Sebastopolian fue caminando a buscar una farmacia.
FARMACIA DOCTORET Analgésicos - Laxantes - Vitaminas
leyó en un cartel, luego de apenas cuadra y media de búsqueda.
Entró. El farmacéutico era un descomunal urso calvo, y en lugar de la clásica túnica vestía un short y una camiseta de colores muertos.
—Hola. Deme un frasco de linimento —dijo Sebastopolian, expeditivo.
—¿Siente dolor? Venga, pase por acá —contestó el otro, descorriendo una cortina que daba a la trastienda.
—No, no siento dolor. Quiero comprar un frasco de linimento.
—Eso es esquizofrenia, amigo —dijo el urso en tono reprobatorio—. Una parte de usted no siente dolor. La otra lo siente y quiere sanar. ¿A cuál atiendo?
—Eso depende de su sentido comercial. Oiga, ese linimento no es para mí; yo sólo vine a comprarlo.
—¿A qué se refiere cuando dice «ese linimento», señor?
—A… al linimento del que le hablé.
—Usted delira, ¿sabe? Está atribuyendo tangibilidad a los productos de su imaginación.
—Eso podría darse si esto fuera una verdulería o si, pese a ser una farmacia, no hubiera linimento. Pero lo hay, ¿verdad? Entonces ese linimento no es producto de mi imaginación.
—Su delirio radica en que usted dice «ese linimento», ¿me entiende? Usted dice «ese linimento» y yo todavía no le mostré ninguno, ni hay ninguno acá a la vista.
—Bueno, entonces ¿sabe una cosa? —resopló Sebastopolian—. No le compro nada. Usted se olvidó de aquella máxima que dice «el cliente siempre tiene la razón».
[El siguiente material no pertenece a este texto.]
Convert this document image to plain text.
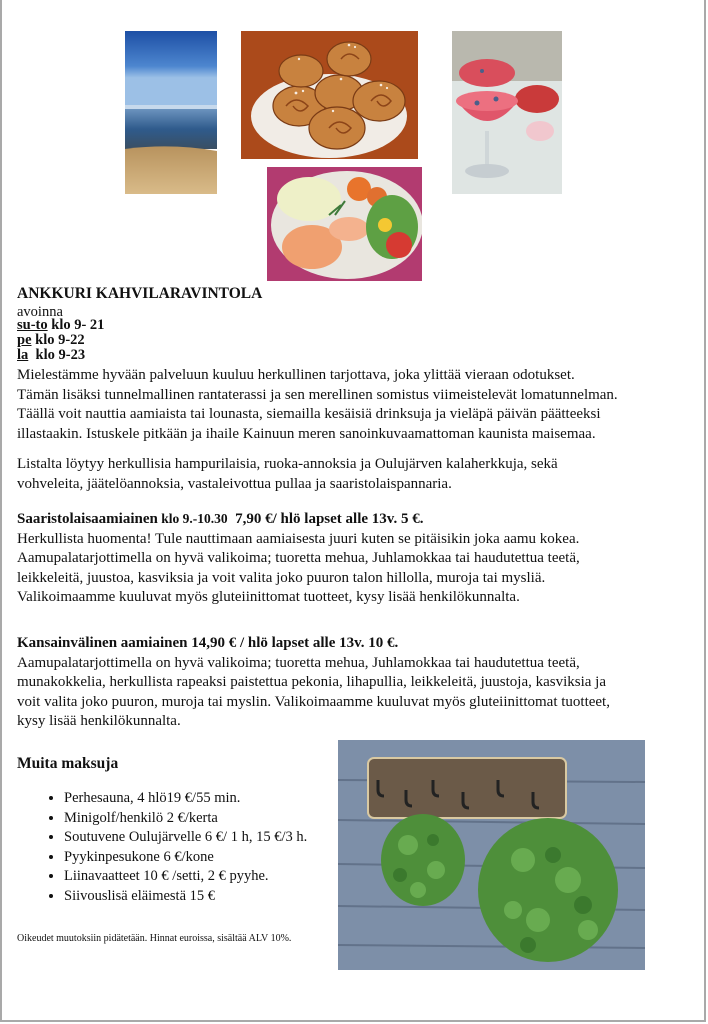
ANKKURI KAHVILARAVINTOLA
avoinna
su-to klo 9- 21
pe klo 9-22
la  klo 9-23

Mielestämme hyvään palveluun kuuluu herkullinen tarjottava, joka ylittää vieraan odotukset.

Tämän lisäksi tunnelmallinen rantaterassi ja sen merellinen somistus viimeistelevät lomatunnelman.

Täällä voit nauttia aamiaista tai lounasta, siemailla kesäisiä drinksuja ja vieläpä päivän päätteeksi

illastaakin. Istuskele pitkään ja ihaile Kainuun meren sanoinkuvaamattoman kaunista maisemaa.

Listalta löytyy herkullisia hampurilaisia, ruoka-annoksia ja Oulujärven kalaherkkuja, sekä

vohveleita, jäätelöannoksia, vastaleivottua pullaa ja saaristolaispannaria.

Saaristolaisaamiainen klo 9.-10.30  7,90 €/ hlö lapset alle 13v. 5 €.

Herkullista huomenta! Tule nauttimaan aamiaisesta juuri kuten se pitäisikin joka aamu kokea.

Aamupalatarjottimella on hyvä valikoima; tuoretta mehua, Juhlamokkaa tai haudutettua teetä,

leikkeleitä, juustoa, kasviksia ja voit valita joko puuron talon hillolla, muroja tai mysliä.

Valikoimaamme kuuluvat myös gluteiinittomat tuotteet, kysy lisää henkilökunnalta.

Kansainvälinen aamiainen 14,90 € / hlö lapset alle 13v. 10 €.

Aamupalatarjottimella on hyvä valikoima; tuoretta mehua, Juhlamokkaa tai haudutettua teetä,

munakokkelia, herkullista rapeaksi paistettua pekonia, lihapullia, leikkeleitä, juustoja, kasviksia ja

voit valita joko puuron, muroja tai myslin. Valikoimaamme kuuluvat myös gluteiinittomat tuotteet,

kysy lisää henkilökunnalta.

Muita maksuja
• Perhesauna, 4 hlö19 €/55 min.
• Minigolf/henkilö 2 €/kerta
• Soutuvene Oulujärvelle 6 €/ 1 h, 15 €/3 h.
• Pyykinpesukone 6 €/kone
• Liinavaatteet 10 € /setti, 2 € pyyhe.
• Siivouslisä eläimestä 15 €
Oikeudet muutoksiin pidätetään. Hinnat euroissa, sisältää ALV 10%.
—Eso es verdad en la mayoría de los casos, pero ¿qué pasa cuando un cliente enloquece? Pues pasa que pierde la razón. Tome, acá tiene su linimento.
El farmacéutico depositó un frasco sobre el mostrador.
Sebastopolian le sacó el tapón y se bebió todo el linimento en menos que canta un ojo.
—Conque no era para usted, ¿eh? —El farmacéutico esbozó una sonrisa policíaca.
—Cállese, imbécil, y dígame cuánto le debo.
—No pretenda contagiarme su esquizofrenia. No puedo al mismo tiempo callar y decirle cuánto me debe. Para eso tendría que dividir mi personalidad, y no pienso hacerlo.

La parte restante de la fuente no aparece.